Llora un niño y rasga el silencio dramático de la semana santa castellana, el padre intenta calmarle y la Madre, resignada a lo que ha de venir, se dirige a él y le dice que no pasa nada. Las cuatro esquinas de su paso iluminan su rostro agotado y desencajado, le van a matar a su Hijo y sabe que no hay remedio. Mientras tanto, Jerónimo Arroyo, hierático y con su lápiz en ristre, disimulado entre los peatones de la Bocaplaza, está tomando notas para su siguiente creación modernista.
Obreros palentinos crucificados al paro desde las zapatillas de deporte hasta la visera blanca observan bajo los soportales cómo acaban los que quieren vivir sin la esclavitud de la dependencia social, cómo están abocados al matadero aquellos que no se someten a lo políticamente correcto. Toman nota y aprenden mansedumbre y resignación hasta que lleguen las elecciones o hasta que la crisis remonte. Si remonta.

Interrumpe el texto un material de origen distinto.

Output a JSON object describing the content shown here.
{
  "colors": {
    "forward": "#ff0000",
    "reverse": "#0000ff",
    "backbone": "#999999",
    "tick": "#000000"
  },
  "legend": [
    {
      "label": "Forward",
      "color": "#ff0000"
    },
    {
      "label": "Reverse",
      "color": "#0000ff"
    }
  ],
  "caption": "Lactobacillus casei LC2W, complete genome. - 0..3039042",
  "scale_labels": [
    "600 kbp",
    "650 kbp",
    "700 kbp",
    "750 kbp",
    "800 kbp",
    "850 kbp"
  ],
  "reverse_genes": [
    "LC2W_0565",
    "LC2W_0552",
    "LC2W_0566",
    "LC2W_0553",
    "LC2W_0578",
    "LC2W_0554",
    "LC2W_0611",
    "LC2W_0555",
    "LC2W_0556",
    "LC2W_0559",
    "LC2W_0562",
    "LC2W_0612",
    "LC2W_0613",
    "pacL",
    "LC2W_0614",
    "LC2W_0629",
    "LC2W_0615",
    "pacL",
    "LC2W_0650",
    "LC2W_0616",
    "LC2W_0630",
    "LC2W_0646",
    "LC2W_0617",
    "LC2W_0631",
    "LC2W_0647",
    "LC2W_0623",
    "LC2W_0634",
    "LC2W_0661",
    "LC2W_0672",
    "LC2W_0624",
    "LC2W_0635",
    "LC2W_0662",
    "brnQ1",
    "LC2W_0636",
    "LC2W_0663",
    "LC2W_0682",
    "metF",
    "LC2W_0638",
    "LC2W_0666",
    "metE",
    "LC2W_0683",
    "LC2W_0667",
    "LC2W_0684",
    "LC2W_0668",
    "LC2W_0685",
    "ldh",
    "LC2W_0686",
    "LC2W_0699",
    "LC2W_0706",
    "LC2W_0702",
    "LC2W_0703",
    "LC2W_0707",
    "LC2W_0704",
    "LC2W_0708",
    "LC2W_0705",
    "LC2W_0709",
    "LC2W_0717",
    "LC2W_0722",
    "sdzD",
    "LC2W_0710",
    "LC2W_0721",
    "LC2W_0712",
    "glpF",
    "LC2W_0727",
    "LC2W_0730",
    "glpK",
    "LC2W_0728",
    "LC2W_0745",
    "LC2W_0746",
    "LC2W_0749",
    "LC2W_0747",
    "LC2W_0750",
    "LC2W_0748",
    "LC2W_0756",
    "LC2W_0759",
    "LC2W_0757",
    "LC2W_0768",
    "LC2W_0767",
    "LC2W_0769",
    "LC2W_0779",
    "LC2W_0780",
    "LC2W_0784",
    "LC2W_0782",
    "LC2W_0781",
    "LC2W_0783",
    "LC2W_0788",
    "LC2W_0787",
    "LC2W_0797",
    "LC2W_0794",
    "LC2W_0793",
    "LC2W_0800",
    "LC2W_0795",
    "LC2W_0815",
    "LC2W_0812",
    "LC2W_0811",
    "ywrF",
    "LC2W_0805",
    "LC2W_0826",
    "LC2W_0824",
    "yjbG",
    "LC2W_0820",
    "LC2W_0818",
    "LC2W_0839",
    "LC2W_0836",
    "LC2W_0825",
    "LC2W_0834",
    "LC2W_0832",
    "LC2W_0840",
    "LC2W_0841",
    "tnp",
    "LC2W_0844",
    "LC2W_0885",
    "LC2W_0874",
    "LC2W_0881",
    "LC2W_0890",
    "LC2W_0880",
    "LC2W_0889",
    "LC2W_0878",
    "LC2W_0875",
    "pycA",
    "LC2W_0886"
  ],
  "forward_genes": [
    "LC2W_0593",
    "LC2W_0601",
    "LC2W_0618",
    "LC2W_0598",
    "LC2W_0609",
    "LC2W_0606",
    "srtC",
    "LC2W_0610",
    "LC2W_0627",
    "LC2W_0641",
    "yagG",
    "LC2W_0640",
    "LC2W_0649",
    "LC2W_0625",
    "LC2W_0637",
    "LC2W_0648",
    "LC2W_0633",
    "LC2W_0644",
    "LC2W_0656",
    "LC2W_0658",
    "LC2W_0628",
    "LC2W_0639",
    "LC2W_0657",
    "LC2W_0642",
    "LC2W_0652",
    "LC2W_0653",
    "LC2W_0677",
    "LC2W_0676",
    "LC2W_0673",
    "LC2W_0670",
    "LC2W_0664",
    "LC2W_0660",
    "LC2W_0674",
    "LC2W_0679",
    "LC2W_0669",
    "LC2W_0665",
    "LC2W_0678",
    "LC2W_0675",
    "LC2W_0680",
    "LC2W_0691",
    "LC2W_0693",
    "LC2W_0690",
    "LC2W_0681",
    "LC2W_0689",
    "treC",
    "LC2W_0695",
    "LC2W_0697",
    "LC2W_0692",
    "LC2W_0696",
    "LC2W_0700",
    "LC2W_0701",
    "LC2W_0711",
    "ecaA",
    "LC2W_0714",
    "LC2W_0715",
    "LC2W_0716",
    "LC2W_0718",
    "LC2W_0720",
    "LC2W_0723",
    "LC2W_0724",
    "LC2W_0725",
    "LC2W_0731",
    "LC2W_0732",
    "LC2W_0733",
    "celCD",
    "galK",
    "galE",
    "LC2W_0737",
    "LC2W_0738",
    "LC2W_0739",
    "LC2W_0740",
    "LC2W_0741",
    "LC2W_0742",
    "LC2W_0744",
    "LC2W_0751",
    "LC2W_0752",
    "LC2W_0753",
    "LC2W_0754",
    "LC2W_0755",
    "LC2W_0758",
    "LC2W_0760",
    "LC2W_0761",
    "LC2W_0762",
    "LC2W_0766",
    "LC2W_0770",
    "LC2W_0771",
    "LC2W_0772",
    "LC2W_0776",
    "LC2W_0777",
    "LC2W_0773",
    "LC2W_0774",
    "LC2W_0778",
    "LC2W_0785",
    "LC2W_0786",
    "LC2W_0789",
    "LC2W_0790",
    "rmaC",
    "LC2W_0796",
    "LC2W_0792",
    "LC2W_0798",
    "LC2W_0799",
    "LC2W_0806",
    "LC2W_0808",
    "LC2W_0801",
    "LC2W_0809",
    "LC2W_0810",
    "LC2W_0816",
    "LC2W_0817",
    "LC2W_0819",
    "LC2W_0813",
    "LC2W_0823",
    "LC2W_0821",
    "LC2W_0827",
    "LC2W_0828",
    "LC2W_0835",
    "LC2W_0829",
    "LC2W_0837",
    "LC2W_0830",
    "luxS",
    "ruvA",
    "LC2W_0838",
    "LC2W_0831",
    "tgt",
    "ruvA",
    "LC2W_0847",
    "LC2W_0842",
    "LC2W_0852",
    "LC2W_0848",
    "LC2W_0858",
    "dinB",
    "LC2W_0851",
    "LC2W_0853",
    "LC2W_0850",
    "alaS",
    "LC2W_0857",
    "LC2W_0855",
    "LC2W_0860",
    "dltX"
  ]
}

En el Monte El Viejo cuatro empleados están preparando el Gólgota, martillo y serrucho en mano; tienen prisa porque al amanecer sale el autobús para Benidorm y la parienta lleva tiempo presionando. Junto a ellos la radio del coche pregona la última canción de los Cuarenta Principales para ocupar el silencio insoportable, no vaya a ser que haya que pensar.
Abajo, en la ciudad, el alcalde y concejales, con la pechera cubierta de bandas y medallas, siguen su viacrucis anual y atravesando solemnemente los Cuatro Cantones cierran con teatral seriedad la procesión de Viernes Santo. Altivas damas de la buena sociedad, con sus escotes cubiertos de joyas y collares, les acompañan con peineta y mantilla.
El público empieza a desfilar y pliega, domesticado por la realidad social, su sentimiento religioso para procesionarlo el año que viene. Si nos dejan.